Tuesday, May 23, 2006

A nice idea that leaves out the critical part

I read this morning where a private individual in Arizona has gathered enough petitions to place an initiative on the November ballot.  His idea is to take unclaimed lottery prizes and award $1 million to someone who actually casts a ballot in a subsequent election.

I'm appalled that fewer than ten percent of registered voters turned out for this month's primaries in North Carolina, but while I'm eager to encourage greater interest and participation in the democratic process, I am leery of offering a cash incentive for voting.  I am reminded of the story of a new junior college which was established several years ago; incoming students were polled for their preference of school colors and a mascot.

They were uninterested.  Just pick them and let us know, they told the administration.

Oh, no, said the school's leaders.  That's not how we're going to go about it.  You, the students, need to decide.  So they did.

On the opening day of football season, the school's team appeared in pink and white uniforms.  Their mascot was an artichoke.  Officials later admitted it was absolute murder trying to find a supplier for pink football jerseys.

Come to think of it, the school was in Arizona.

So in one sense, if voters aren't interested in exercising their franchise, there may be undesirable consequences to focusing on the mechanics of casting a vote without any expectation that the voters even know what's on the ballot.  There is much more at stake than picking a series of lottery numbers, and while we need more citizens to act the part and make the effort to participate, efforts to recruit that participation have to include the critical need for informed voters -- not just those who want a chance at a million-buck payoff.

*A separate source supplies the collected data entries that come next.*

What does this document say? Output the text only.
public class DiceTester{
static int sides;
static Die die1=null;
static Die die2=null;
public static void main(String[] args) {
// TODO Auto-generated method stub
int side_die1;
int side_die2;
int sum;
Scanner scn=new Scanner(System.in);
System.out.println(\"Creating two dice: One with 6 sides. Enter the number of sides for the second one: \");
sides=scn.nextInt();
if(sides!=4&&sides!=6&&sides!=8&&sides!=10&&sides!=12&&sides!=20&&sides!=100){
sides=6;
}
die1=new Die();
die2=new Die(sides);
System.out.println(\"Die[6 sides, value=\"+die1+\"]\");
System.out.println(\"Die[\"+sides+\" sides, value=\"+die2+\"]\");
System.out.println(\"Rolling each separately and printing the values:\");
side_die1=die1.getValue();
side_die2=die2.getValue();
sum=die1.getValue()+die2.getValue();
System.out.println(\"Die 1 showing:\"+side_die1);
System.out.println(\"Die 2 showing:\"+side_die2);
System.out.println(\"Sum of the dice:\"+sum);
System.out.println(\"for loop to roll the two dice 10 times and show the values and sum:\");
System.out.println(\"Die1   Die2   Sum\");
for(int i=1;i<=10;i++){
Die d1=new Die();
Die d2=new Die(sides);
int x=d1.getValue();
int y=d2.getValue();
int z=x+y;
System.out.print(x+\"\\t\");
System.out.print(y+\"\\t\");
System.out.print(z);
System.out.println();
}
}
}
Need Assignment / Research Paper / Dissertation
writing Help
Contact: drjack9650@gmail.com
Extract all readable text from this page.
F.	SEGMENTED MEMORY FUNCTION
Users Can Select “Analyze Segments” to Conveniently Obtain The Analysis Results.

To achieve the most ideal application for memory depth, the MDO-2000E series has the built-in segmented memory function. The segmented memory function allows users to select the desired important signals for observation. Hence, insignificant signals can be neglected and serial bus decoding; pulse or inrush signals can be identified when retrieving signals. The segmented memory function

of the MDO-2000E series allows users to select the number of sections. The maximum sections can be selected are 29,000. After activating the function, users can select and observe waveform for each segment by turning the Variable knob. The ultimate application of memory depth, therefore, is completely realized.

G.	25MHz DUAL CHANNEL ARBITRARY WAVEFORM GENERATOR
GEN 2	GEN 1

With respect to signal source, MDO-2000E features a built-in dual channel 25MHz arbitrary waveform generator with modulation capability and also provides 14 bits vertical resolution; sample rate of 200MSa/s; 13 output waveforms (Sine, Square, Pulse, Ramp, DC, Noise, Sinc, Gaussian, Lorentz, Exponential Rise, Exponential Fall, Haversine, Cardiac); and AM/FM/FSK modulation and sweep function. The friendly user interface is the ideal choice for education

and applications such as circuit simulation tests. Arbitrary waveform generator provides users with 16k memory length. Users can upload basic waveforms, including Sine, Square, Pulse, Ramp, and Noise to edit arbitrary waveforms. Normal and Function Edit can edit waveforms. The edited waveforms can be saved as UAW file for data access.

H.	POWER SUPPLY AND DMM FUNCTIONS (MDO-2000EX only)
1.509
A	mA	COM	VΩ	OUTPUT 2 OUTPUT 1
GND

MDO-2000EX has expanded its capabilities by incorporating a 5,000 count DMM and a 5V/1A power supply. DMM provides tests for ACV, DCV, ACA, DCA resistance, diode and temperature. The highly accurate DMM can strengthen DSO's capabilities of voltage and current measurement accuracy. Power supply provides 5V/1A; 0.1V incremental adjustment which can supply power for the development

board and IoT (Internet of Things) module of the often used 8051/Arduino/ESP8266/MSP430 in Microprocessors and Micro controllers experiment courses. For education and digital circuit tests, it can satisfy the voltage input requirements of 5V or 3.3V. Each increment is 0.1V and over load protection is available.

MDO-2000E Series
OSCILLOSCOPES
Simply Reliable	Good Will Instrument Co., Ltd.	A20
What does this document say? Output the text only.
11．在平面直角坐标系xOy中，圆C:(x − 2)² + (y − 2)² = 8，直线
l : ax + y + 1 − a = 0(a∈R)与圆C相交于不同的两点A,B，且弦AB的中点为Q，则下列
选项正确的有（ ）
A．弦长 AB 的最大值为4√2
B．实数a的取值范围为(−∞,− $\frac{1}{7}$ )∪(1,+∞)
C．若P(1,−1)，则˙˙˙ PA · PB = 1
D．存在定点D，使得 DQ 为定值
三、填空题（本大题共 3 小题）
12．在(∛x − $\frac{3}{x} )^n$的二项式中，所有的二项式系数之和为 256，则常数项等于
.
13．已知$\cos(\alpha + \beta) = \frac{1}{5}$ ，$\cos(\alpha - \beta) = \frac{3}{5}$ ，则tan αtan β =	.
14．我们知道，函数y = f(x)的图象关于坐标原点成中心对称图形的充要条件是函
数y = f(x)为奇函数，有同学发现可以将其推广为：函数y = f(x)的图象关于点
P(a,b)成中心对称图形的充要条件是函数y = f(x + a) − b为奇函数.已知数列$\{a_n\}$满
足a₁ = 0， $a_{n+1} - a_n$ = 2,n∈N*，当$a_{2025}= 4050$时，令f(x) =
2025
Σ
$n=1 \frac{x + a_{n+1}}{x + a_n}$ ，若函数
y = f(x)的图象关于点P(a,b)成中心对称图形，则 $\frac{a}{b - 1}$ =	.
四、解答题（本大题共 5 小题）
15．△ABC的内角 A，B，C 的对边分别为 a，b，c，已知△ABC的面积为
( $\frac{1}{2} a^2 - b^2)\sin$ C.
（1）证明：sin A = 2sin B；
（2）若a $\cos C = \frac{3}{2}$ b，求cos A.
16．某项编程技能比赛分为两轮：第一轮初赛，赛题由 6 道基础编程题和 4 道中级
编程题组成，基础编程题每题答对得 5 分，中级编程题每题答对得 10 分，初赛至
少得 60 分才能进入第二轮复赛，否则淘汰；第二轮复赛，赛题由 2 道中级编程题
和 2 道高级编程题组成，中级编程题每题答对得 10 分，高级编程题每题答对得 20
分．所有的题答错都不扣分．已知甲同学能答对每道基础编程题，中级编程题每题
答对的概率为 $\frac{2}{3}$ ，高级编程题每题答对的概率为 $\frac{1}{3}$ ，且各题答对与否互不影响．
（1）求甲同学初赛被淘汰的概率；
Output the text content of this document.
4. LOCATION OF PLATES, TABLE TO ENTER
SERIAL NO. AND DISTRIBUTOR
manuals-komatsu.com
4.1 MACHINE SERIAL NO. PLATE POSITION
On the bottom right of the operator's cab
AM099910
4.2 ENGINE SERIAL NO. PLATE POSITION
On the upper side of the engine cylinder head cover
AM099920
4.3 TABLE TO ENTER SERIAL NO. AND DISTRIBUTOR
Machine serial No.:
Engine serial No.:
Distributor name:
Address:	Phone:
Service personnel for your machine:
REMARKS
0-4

At 5:32 AM, Blogger Mama said...

Exactly. This is the same problem we see in the schools. "Children must read!" they say, so the school libraries are full of idiocies. There is more to an action than the action or we are worse than animals, we're mere robots. Frankly, I'd rather they didn't read books if all they are going to read is foolish drivel. And I would definitely rather they didn't vote if they don't care to without being paid.